Isaiah 41:14 Fear not, thou worm Jacob, and ye men of Israel; I will help thee, saith Jehovah, and thy Redeemer is the Holy One of Israel.
Isaiah 41:15 Behold, I have made thee [to be] a new sharp threshing instrument having teeth; thou shalt thresh the mountains, and beat them small, and shalt make the hills as chaff.
Isaiah 41:16 Thou shalt winnow them, and the wind shall carry them away, and the whirlwind shall scatter them; and thou shalt rejoice in Jehovah, thou shalt glory in the Holy One of Israel.
Isaiah 41:17 The poor and needy seek water, and there is none, and their tongue faileth for thirst; I, Jehovah, will answer them, I, the God of Israel, will not forsake them.
The verse centers on "behold", "thee", "sharp", "threshing", "instrument", "having", "teeth", and "thou". It is saying that the verse draws attention to "behold" and "thee", so its meaning should be read from those terms before moving to application.

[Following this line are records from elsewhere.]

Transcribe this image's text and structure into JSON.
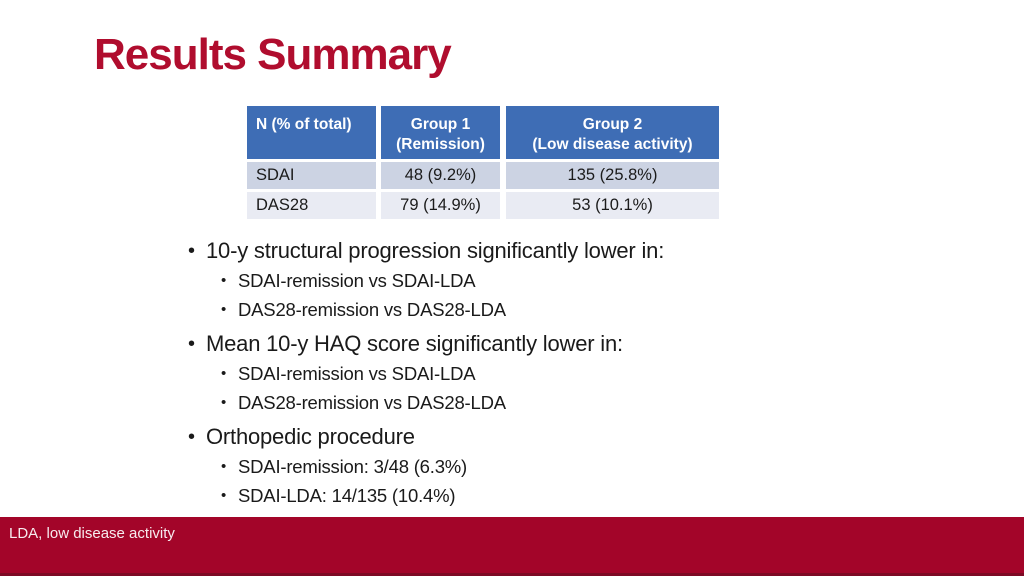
{
  "slide": {
    "title": "Results Summary",
    "footer_note": "LDA, low disease activity"
  },
  "table": {
    "headers": [
      {
        "line1": "N (% of total)",
        "line2": ""
      },
      {
        "line1": "Group 1",
        "line2": "(Remission)"
      },
      {
        "line1": "Group 2",
        "line2": "(Low disease activity)"
      }
    ],
    "rows": [
      [
        "SDAI",
        "48 (9.2%)",
        "135 (25.8%)"
      ],
      [
        "DAS28",
        "79 (14.9%)",
        "53 (10.1%)"
      ]
    ]
  },
  "bullets": [
    {
      "text": "10-y structural progression significantly lower in:",
      "sub": [
        "SDAI-remission vs SDAI-LDA",
        "DAS28-remission vs DAS28-LDA"
      ]
    },
    {
      "text": "Mean 10-y HAQ score significantly lower in:",
      "sub": [
        "SDAI-remission vs SDAI-LDA",
        "DAS28-remission vs DAS28-LDA"
      ]
    },
    {
      "text": "Orthopedic procedure",
      "sub": [
        "SDAI-remission: 3/48 (6.3%)",
        "SDAI-LDA: 14/135 (10.4%)"
      ]
    }
  ],
  "colors": {
    "title": "#B00D2E",
    "footer_bg": "#A30529",
    "footer_bottom_strip": "#7D0A24",
    "table_header_bg": "#3E6DB5",
    "table_band1_bg": "#CCD3E3",
    "table_band2_bg": "#E9EBF3",
    "bullet_marker": "•"
  }
}
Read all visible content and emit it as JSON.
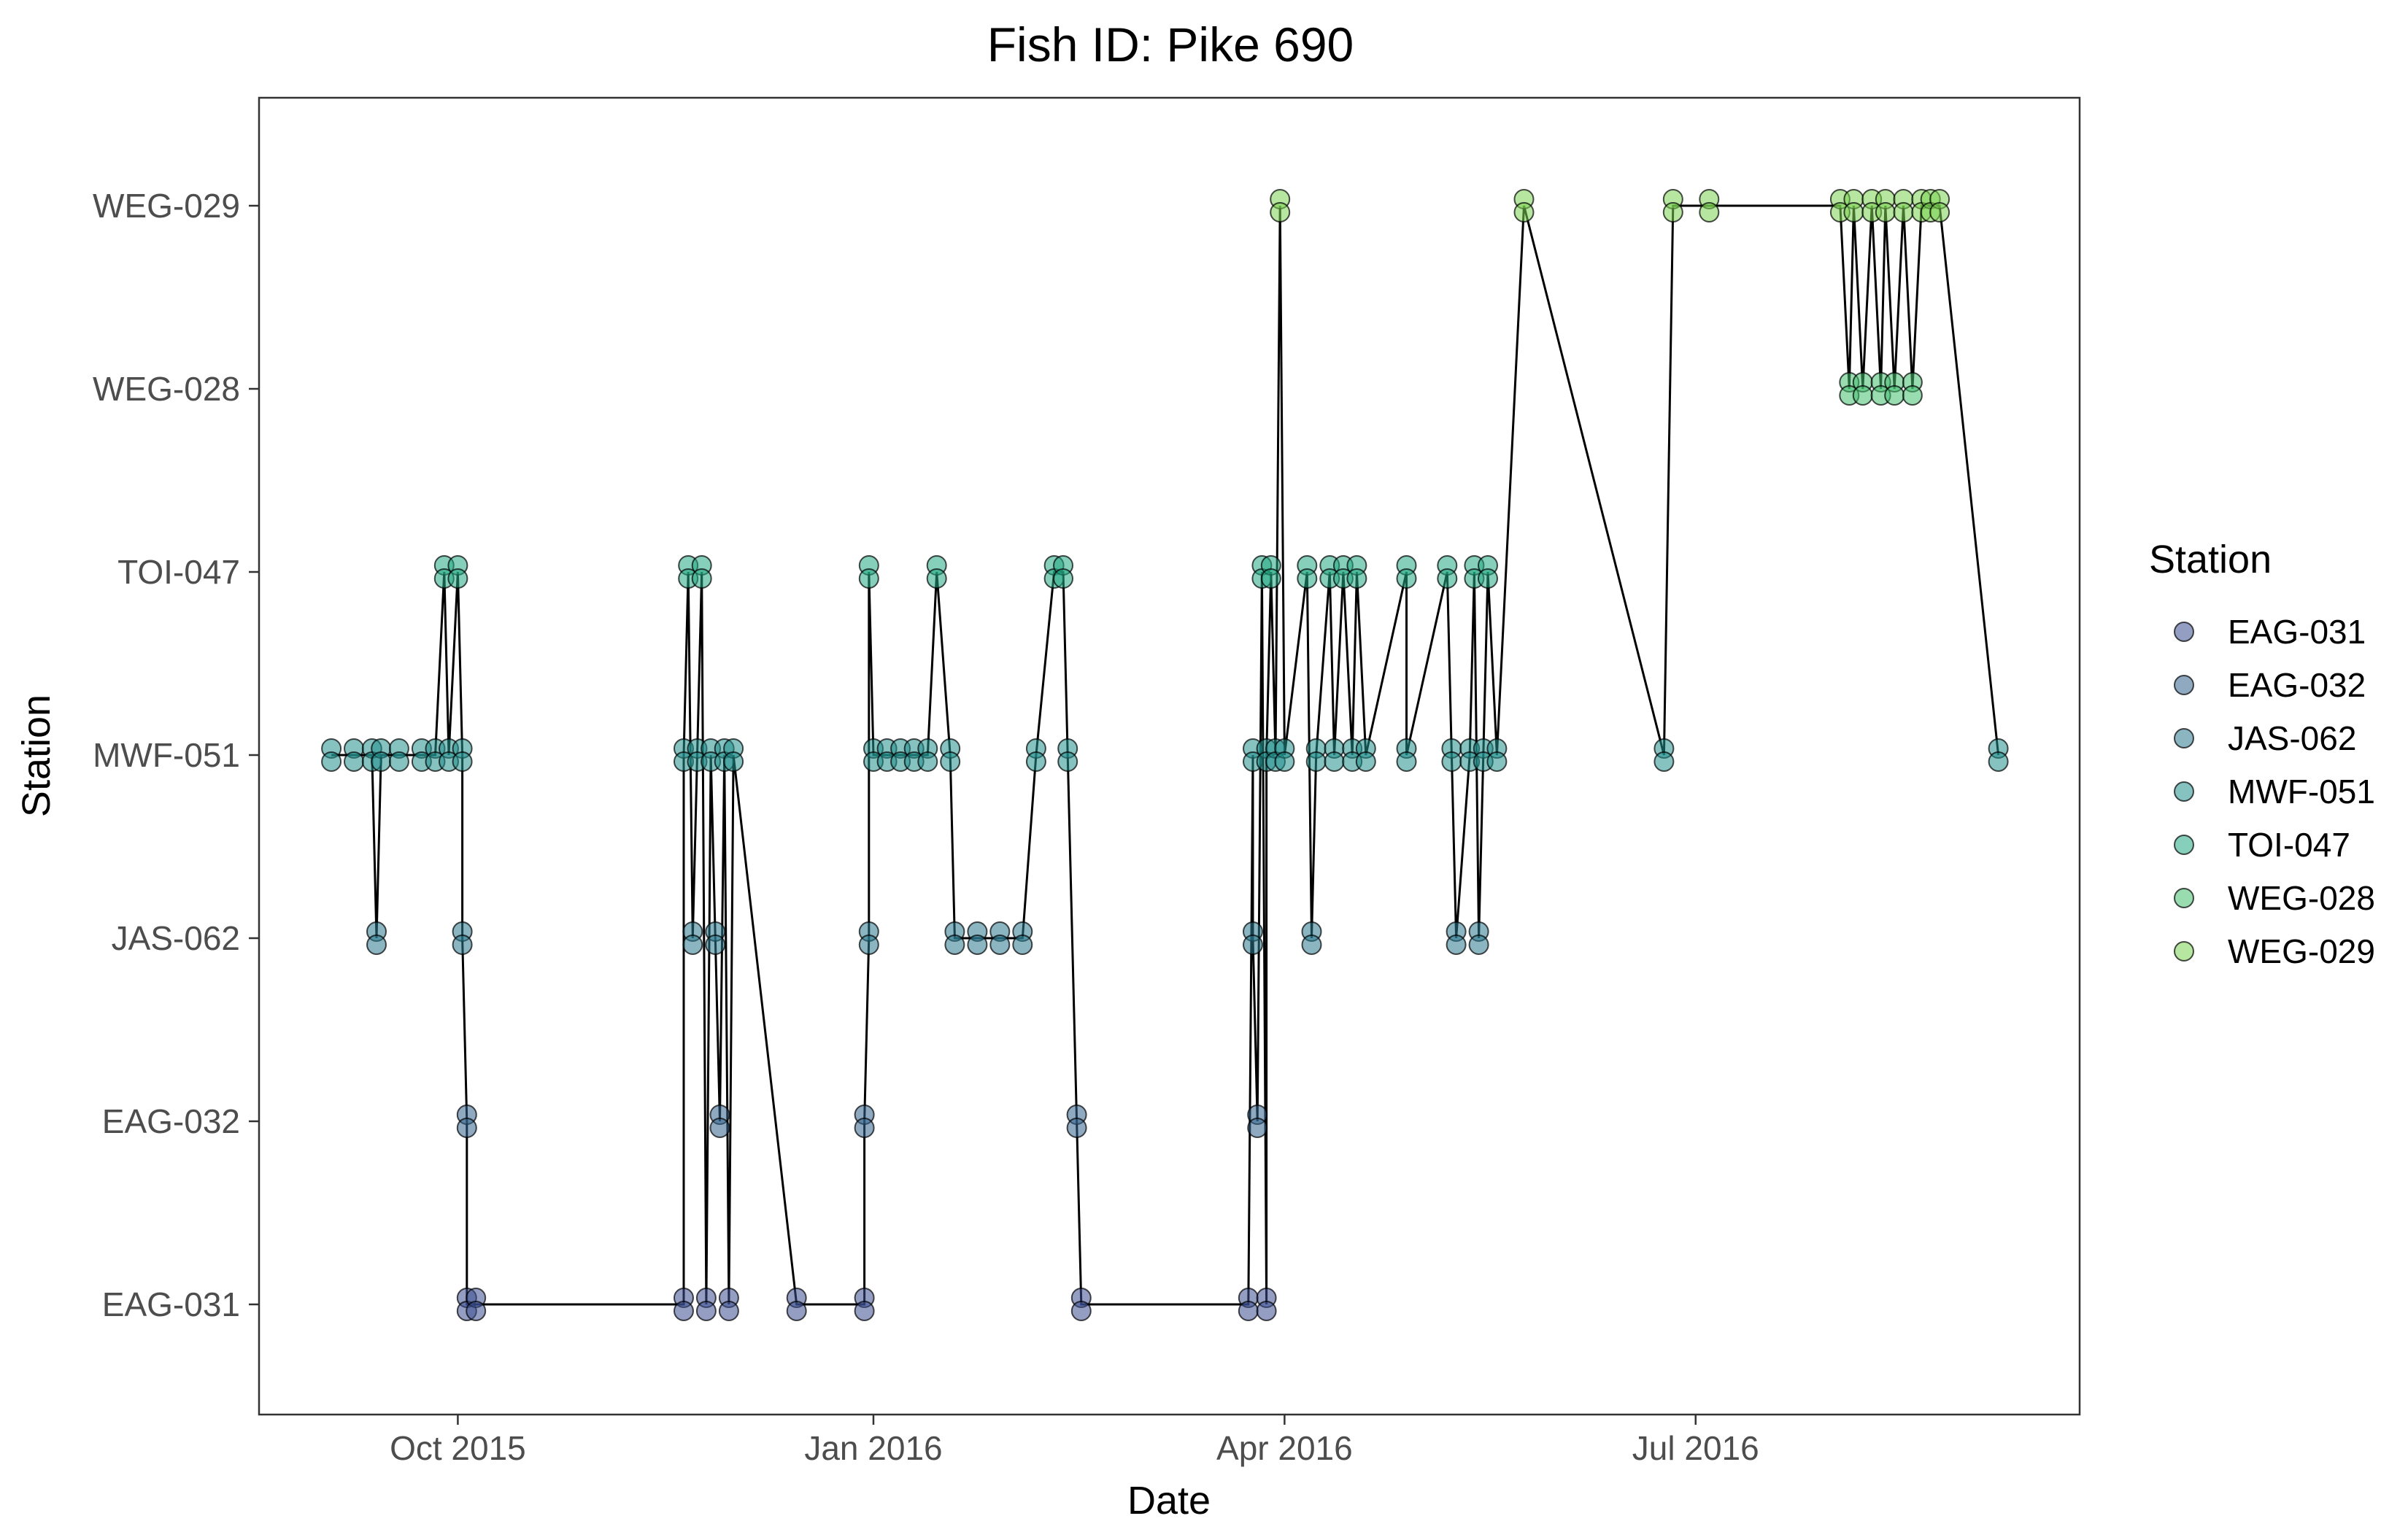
{
  "chart_data": {
    "type": "scatter",
    "title": "Fish ID: Pike 690",
    "xlabel": "Date",
    "ylabel": "Station",
    "x_axis": {
      "kind": "date",
      "ticks": [
        {
          "date": "2015-10-01",
          "label": "Oct 2015"
        },
        {
          "date": "2016-01-01",
          "label": "Jan 2016"
        },
        {
          "date": "2016-04-01",
          "label": "Apr 2016"
        },
        {
          "date": "2016-07-01",
          "label": "Jul 2016"
        }
      ],
      "xlim": [
        "2015-08-18",
        "2016-09-24"
      ]
    },
    "y_axis": {
      "kind": "categorical",
      "categories": [
        "EAG-031",
        "EAG-032",
        "JAS-062",
        "MWF-051",
        "TOI-047",
        "WEG-028",
        "WEG-029"
      ]
    },
    "legend": {
      "title": "Station",
      "position": "right",
      "entries": [
        {
          "label": "EAG-031",
          "color": "#3b4f8f"
        },
        {
          "label": "EAG-032",
          "color": "#33638d"
        },
        {
          "label": "JAS-062",
          "color": "#2a788e"
        },
        {
          "label": "MWF-051",
          "color": "#21908c"
        },
        {
          "label": "TOI-047",
          "color": "#22a884"
        },
        {
          "label": "WEG-028",
          "color": "#44bf70"
        },
        {
          "label": "WEG-029",
          "color": "#7ad151"
        }
      ]
    },
    "point_style": {
      "opacity": 0.55,
      "stroke": "#000000"
    },
    "line_color": "#000000",
    "grid": false,
    "series": [
      {
        "points": [
          {
            "date": "2015-09-03",
            "station": "MWF-051"
          },
          {
            "date": "2015-09-08",
            "station": "MWF-051"
          },
          {
            "date": "2015-09-12",
            "station": "MWF-051"
          },
          {
            "date": "2015-09-13",
            "station": "JAS-062"
          },
          {
            "date": "2015-09-14",
            "station": "MWF-051"
          },
          {
            "date": "2015-09-18",
            "station": "MWF-051"
          },
          {
            "date": "2015-09-23",
            "station": "MWF-051"
          },
          {
            "date": "2015-09-26",
            "station": "MWF-051"
          },
          {
            "date": "2015-09-28",
            "station": "TOI-047"
          },
          {
            "date": "2015-09-29",
            "station": "MWF-051"
          },
          {
            "date": "2015-10-01",
            "station": "TOI-047"
          },
          {
            "date": "2015-10-02",
            "station": "MWF-051"
          },
          {
            "date": "2015-10-02",
            "station": "JAS-062"
          },
          {
            "date": "2015-10-03",
            "station": "EAG-032"
          },
          {
            "date": "2015-10-03",
            "station": "EAG-031"
          },
          {
            "date": "2015-10-05",
            "station": "EAG-031"
          },
          {
            "date": "2015-11-20",
            "station": "EAG-031"
          },
          {
            "date": "2015-11-20",
            "station": "MWF-051"
          },
          {
            "date": "2015-11-21",
            "station": "TOI-047"
          },
          {
            "date": "2015-11-22",
            "station": "JAS-062"
          },
          {
            "date": "2015-11-23",
            "station": "MWF-051"
          },
          {
            "date": "2015-11-24",
            "station": "TOI-047"
          },
          {
            "date": "2015-11-25",
            "station": "EAG-031"
          },
          {
            "date": "2015-11-26",
            "station": "MWF-051"
          },
          {
            "date": "2015-11-27",
            "station": "JAS-062"
          },
          {
            "date": "2015-11-28",
            "station": "EAG-032"
          },
          {
            "date": "2015-11-29",
            "station": "MWF-051"
          },
          {
            "date": "2015-11-30",
            "station": "EAG-031"
          },
          {
            "date": "2015-12-01",
            "station": "MWF-051"
          },
          {
            "date": "2015-12-15",
            "station": "EAG-031"
          },
          {
            "date": "2015-12-30",
            "station": "EAG-031"
          },
          {
            "date": "2015-12-30",
            "station": "EAG-032"
          },
          {
            "date": "2015-12-31",
            "station": "JAS-062"
          },
          {
            "date": "2015-12-31",
            "station": "TOI-047"
          },
          {
            "date": "2016-01-01",
            "station": "MWF-051"
          },
          {
            "date": "2016-01-04",
            "station": "MWF-051"
          },
          {
            "date": "2016-01-07",
            "station": "MWF-051"
          },
          {
            "date": "2016-01-10",
            "station": "MWF-051"
          },
          {
            "date": "2016-01-13",
            "station": "MWF-051"
          },
          {
            "date": "2016-01-15",
            "station": "TOI-047"
          },
          {
            "date": "2016-01-18",
            "station": "MWF-051"
          },
          {
            "date": "2016-01-19",
            "station": "JAS-062"
          },
          {
            "date": "2016-01-24",
            "station": "JAS-062"
          },
          {
            "date": "2016-01-29",
            "station": "JAS-062"
          },
          {
            "date": "2016-02-03",
            "station": "JAS-062"
          },
          {
            "date": "2016-02-06",
            "station": "MWF-051"
          },
          {
            "date": "2016-02-10",
            "station": "TOI-047"
          },
          {
            "date": "2016-02-12",
            "station": "TOI-047"
          },
          {
            "date": "2016-02-13",
            "station": "MWF-051"
          },
          {
            "date": "2016-02-15",
            "station": "EAG-032"
          },
          {
            "date": "2016-02-16",
            "station": "EAG-031"
          },
          {
            "date": "2016-03-24",
            "station": "EAG-031"
          },
          {
            "date": "2016-03-25",
            "station": "MWF-051"
          },
          {
            "date": "2016-03-25",
            "station": "JAS-062"
          },
          {
            "date": "2016-03-26",
            "station": "EAG-032"
          },
          {
            "date": "2016-03-27",
            "station": "TOI-047"
          },
          {
            "date": "2016-03-28",
            "station": "EAG-031"
          },
          {
            "date": "2016-03-28",
            "station": "MWF-051"
          },
          {
            "date": "2016-03-29",
            "station": "TOI-047"
          },
          {
            "date": "2016-03-30",
            "station": "MWF-051"
          },
          {
            "date": "2016-03-31",
            "station": "WEG-029"
          },
          {
            "date": "2016-04-01",
            "station": "MWF-051"
          },
          {
            "date": "2016-04-06",
            "station": "TOI-047"
          },
          {
            "date": "2016-04-07",
            "station": "JAS-062"
          },
          {
            "date": "2016-04-08",
            "station": "MWF-051"
          },
          {
            "date": "2016-04-11",
            "station": "TOI-047"
          },
          {
            "date": "2016-04-12",
            "station": "MWF-051"
          },
          {
            "date": "2016-04-14",
            "station": "TOI-047"
          },
          {
            "date": "2016-04-16",
            "station": "MWF-051"
          },
          {
            "date": "2016-04-17",
            "station": "TOI-047"
          },
          {
            "date": "2016-04-19",
            "station": "MWF-051"
          },
          {
            "date": "2016-04-28",
            "station": "TOI-047"
          },
          {
            "date": "2016-04-28",
            "station": "MWF-051"
          },
          {
            "date": "2016-05-07",
            "station": "TOI-047"
          },
          {
            "date": "2016-05-08",
            "station": "MWF-051"
          },
          {
            "date": "2016-05-09",
            "station": "JAS-062"
          },
          {
            "date": "2016-05-12",
            "station": "MWF-051"
          },
          {
            "date": "2016-05-13",
            "station": "TOI-047"
          },
          {
            "date": "2016-05-14",
            "station": "JAS-062"
          },
          {
            "date": "2016-05-15",
            "station": "MWF-051"
          },
          {
            "date": "2016-05-16",
            "station": "TOI-047"
          },
          {
            "date": "2016-05-18",
            "station": "MWF-051"
          },
          {
            "date": "2016-05-24",
            "station": "WEG-029"
          },
          {
            "date": "2016-06-24",
            "station": "MWF-051"
          },
          {
            "date": "2016-06-26",
            "station": "WEG-029"
          },
          {
            "date": "2016-07-04",
            "station": "WEG-029"
          },
          {
            "date": "2016-08-02",
            "station": "WEG-029"
          },
          {
            "date": "2016-08-04",
            "station": "WEG-028"
          },
          {
            "date": "2016-08-05",
            "station": "WEG-029"
          },
          {
            "date": "2016-08-07",
            "station": "WEG-028"
          },
          {
            "date": "2016-08-09",
            "station": "WEG-029"
          },
          {
            "date": "2016-08-11",
            "station": "WEG-028"
          },
          {
            "date": "2016-08-12",
            "station": "WEG-029"
          },
          {
            "date": "2016-08-14",
            "station": "WEG-028"
          },
          {
            "date": "2016-08-16",
            "station": "WEG-029"
          },
          {
            "date": "2016-08-18",
            "station": "WEG-028"
          },
          {
            "date": "2016-08-20",
            "station": "WEG-029"
          },
          {
            "date": "2016-08-22",
            "station": "WEG-029"
          },
          {
            "date": "2016-08-24",
            "station": "WEG-029"
          },
          {
            "date": "2016-09-06",
            "station": "MWF-051"
          }
        ]
      }
    ]
  }
}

The nearby context moves from verse 14's "Fear not thou worm Jacob and ye..." into verse 16's "Thou shalt winnow them and the wind...", so "behold" and "thee" belong inside that flow. In Isaiah context, the local focus is the Holy One of Israel, judgment and restoration, the servant of the LORD, and Zion's hope.
A plain takeaway is to answer the verse's own emphasis on "behold" and "thee" with trust shaped by these words, not by a vague optimism outside the passage.